A skill can be seen as an ability or heuristic which helps the AI solve a particular problem. Importantly, each skill can also be used for learning other skills, significantly reducing the search space for solving other sub-problems.
Skills can range from simple and concrete (like the ability to recognize faces, add numbers, open doors, etc.) to more abstract ones (like the ability to build a model of the world, to compress temporal / spatial data, to receive an error signal and adapt accordingly, to acquire new knowledge without forgetting older knowledge, etc.). Skills also provide a simple way to measure how the system works, as it is clear how to measure which system is better in understanding speech, classification, and game playing. However, evaluating general AI as a whole is still unclear.
General AI will essentially be a system that exhibits a very large set of skills. Some of those skills might be hard coded by programmers, but most will be learned. Take, for example, the evolution of humans. Evolution provided us with some hardcoded skills or predispositions, but most of what we know we need to learn during our lifetimes – from our parents, the environment, or society. Those skills cannot be hardcoded because humans, just like an AI, need to be able to adapt to unknown future situations. Sometimes it is also easier to teach the desired skill than to add it as a part of the design. On the other hand, letting the AI discover all skills by itself would be slow and inefficient. This means that our job is to identify essential skills and find the most efficient ways to transfer them to a general AI system – by hardcoding them or by teaching them. It is not necessary to find the best skills.
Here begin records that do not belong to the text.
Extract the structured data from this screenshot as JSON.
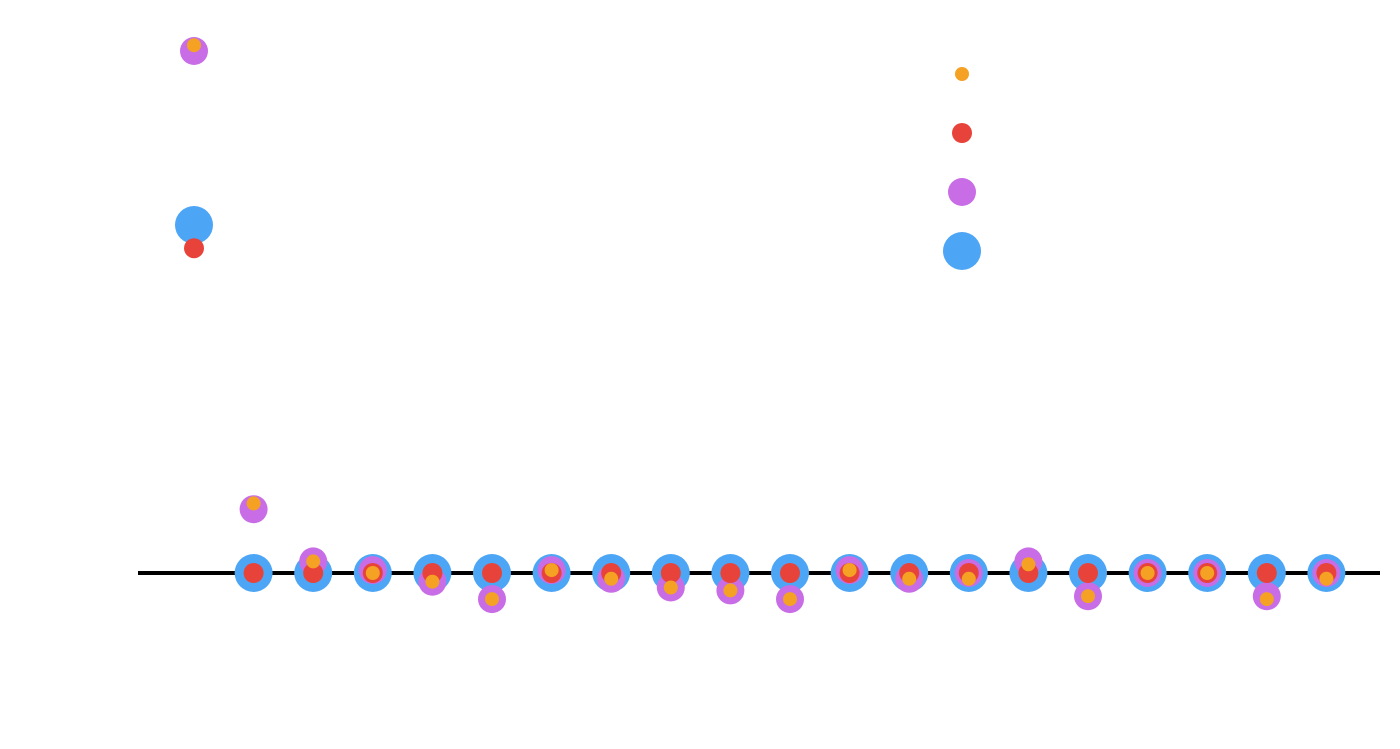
{
  "chart_data": {
    "type": "scatter",
    "title": "",
    "xlabel": "",
    "ylabel": "",
    "grid": false,
    "legend": "top-right",
    "x": [
      0,
      1,
      2,
      3,
      4,
      5,
      6,
      7,
      8,
      9,
      10,
      11,
      12,
      13,
      14,
      15,
      16,
      17,
      18,
      19
    ],
    "series": [
      {
        "color": "#4da6f5",
        "marker_size": "large",
        "values": [
          0.6,
          0,
          0,
          0,
          0,
          0,
          0,
          0,
          0,
          0,
          0,
          0,
          0,
          0,
          0,
          0,
          0,
          0,
          0,
          0
        ]
      },
      {
        "color": "#c86de6",
        "marker_size": "medium",
        "values": [
          0.9,
          0.11,
          0.02,
          0.005,
          -0.015,
          -0.045,
          0.005,
          -0.01,
          -0.025,
          -0.03,
          -0.045,
          0.005,
          -0.01,
          0,
          0.02,
          -0.04,
          0,
          0,
          -0.04,
          0
        ]
      },
      {
        "color": "#e8433a",
        "marker_size": "small",
        "values": [
          0.56,
          0,
          0,
          0,
          0,
          0,
          0,
          0,
          0,
          0,
          0,
          0,
          0,
          0,
          0,
          0,
          0,
          0,
          0,
          0
        ]
      },
      {
        "color": "#f4a124",
        "marker_size": "smallest",
        "values": [
          0.91,
          0.12,
          0.02,
          0,
          -0.015,
          -0.045,
          0.005,
          -0.01,
          -0.025,
          -0.03,
          -0.045,
          0.005,
          -0.01,
          -0.01,
          0.015,
          -0.04,
          0,
          0,
          -0.045,
          -0.01
        ]
      }
    ]
  }
}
Any skills which have the desired properties and which enable the AI to further learn and improve itself can move us closer to general AI.
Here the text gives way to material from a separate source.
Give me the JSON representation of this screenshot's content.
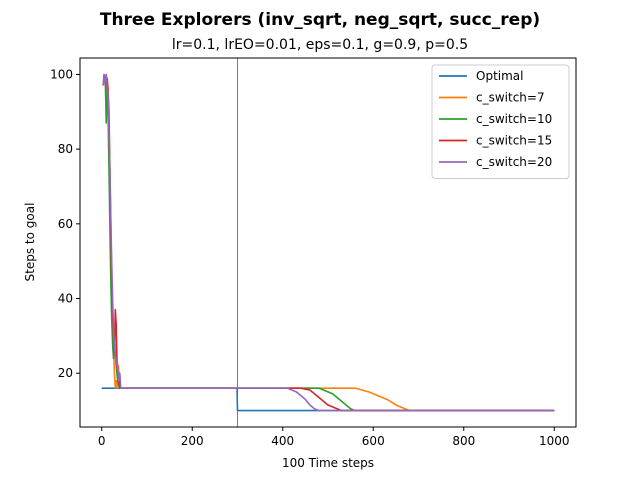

Just like an AI has to use efficient methods when searching for problem solutions, AI researchers must also look for efficient shortcuts to narrow the search for the general AI architecture, optimal curriculum, etc., as we can’t effectively explore the entire space of potential solutions. We can, for example, draw inspiration from evolution, animal brains, or other systems designs. Part of the problem is also what general AI architecture and skill set is easier for us to attain now, with our current knowledge and resources. The framework, roadmap, the Institute are all part of a method for narrowing the search for the architecture and the curriculum to teach it. Individual sub-problems can be also outsourced to other researchers and institutions.
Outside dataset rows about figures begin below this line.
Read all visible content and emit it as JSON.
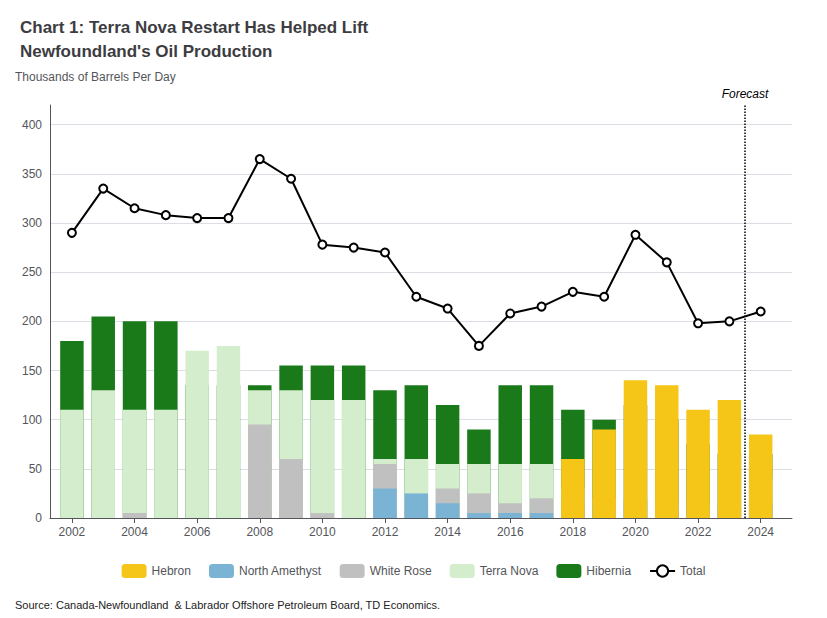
{
  "chart_data": {
    "type": "bar",
    "stacked": true,
    "title": "Chart 1: Terra Nova Restart Has Helped Lift\nNewfoundland's Oil Production",
    "ylabel": "Thousands of Barrels Per Day",
    "source": "Source: Canada-Newfoundland  & Labrador Offshore Petroleum Board, TD Economics.",
    "x": [
      2002,
      2003,
      2004,
      2005,
      2006,
      2007,
      2008,
      2009,
      2010,
      2011,
      2012,
      2013,
      2014,
      2015,
      2016,
      2017,
      2018,
      2019,
      2020,
      2021,
      2022,
      2023,
      2024
    ],
    "series": [
      {
        "name": "Hibernia",
        "color": "#1a7a1a",
        "values": [
          180,
          205,
          200,
          200,
          135,
          135,
          135,
          155,
          155,
          155,
          130,
          135,
          115,
          90,
          135,
          135,
          110,
          100,
          115,
          100,
          75,
          65,
          65
        ]
      },
      {
        "name": "Terra Nova",
        "color": "#d4edcc",
        "values": [
          110,
          130,
          110,
          110,
          170,
          175,
          130,
          130,
          120,
          120,
          60,
          60,
          55,
          55,
          55,
          55,
          30,
          0,
          0,
          0,
          0,
          0,
          40
        ]
      },
      {
        "name": "White Rose",
        "color": "#c0c0c0",
        "values": [
          0,
          0,
          5,
          0,
          0,
          0,
          95,
          60,
          5,
          0,
          55,
          20,
          30,
          25,
          15,
          20,
          20,
          20,
          15,
          15,
          5,
          5,
          5
        ]
      },
      {
        "name": "North Amethyst",
        "color": "#7ab3d4",
        "values": [
          0,
          0,
          0,
          0,
          0,
          0,
          0,
          0,
          0,
          0,
          30,
          25,
          15,
          5,
          5,
          5,
          15,
          15,
          20,
          10,
          15,
          10,
          15
        ]
      },
      {
        "name": "Hebron",
        "color": "#f5c518",
        "values": [
          0,
          0,
          0,
          0,
          0,
          0,
          0,
          0,
          0,
          0,
          0,
          0,
          0,
          0,
          0,
          0,
          60,
          90,
          140,
          135,
          110,
          120,
          85
        ]
      },
      {
        "name": "Total",
        "type": "line",
        "color": "#000000",
        "marker": "circle",
        "values": [
          290,
          335,
          315,
          308,
          305,
          305,
          365,
          345,
          278,
          275,
          270,
          225,
          213,
          175,
          208,
          215,
          230,
          225,
          288,
          260,
          198,
          200,
          210
        ]
      }
    ],
    "annotations": [
      {
        "text": "Forecast",
        "x": 2023.5
      }
    ],
    "xlim": [
      2001.3,
      2025.0
    ],
    "xticks": [
      2002,
      2004,
      2006,
      2008,
      2010,
      2012,
      2014,
      2016,
      2018,
      2020,
      2022,
      2024
    ],
    "ylim": [
      0,
      420
    ],
    "yticks": [
      0,
      50,
      100,
      150,
      200,
      250,
      300,
      350,
      400
    ],
    "grid": true,
    "legend": "bottom"
  }
}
We can ask questions like, “What is the minimal skill set that is sufficient for human-level AGI?” If we can optimize the process by cutting out all unnecessary skills, we can get to our goal faster. On the other hand, the learning algorithm alone wouldn’t be sufficient; we also need thousands or millions of learned skills for the particular domain. Without them, the AI wouldn’t be able to start solving the problems we need. For example, driving a car is not a crucial skill for a researcher AI living only in the world of internet and scientific publications, but a skill such as the ability to generalize to similar, but previously unseen situations is universal, and falls into the category of necessary skills for every general AI).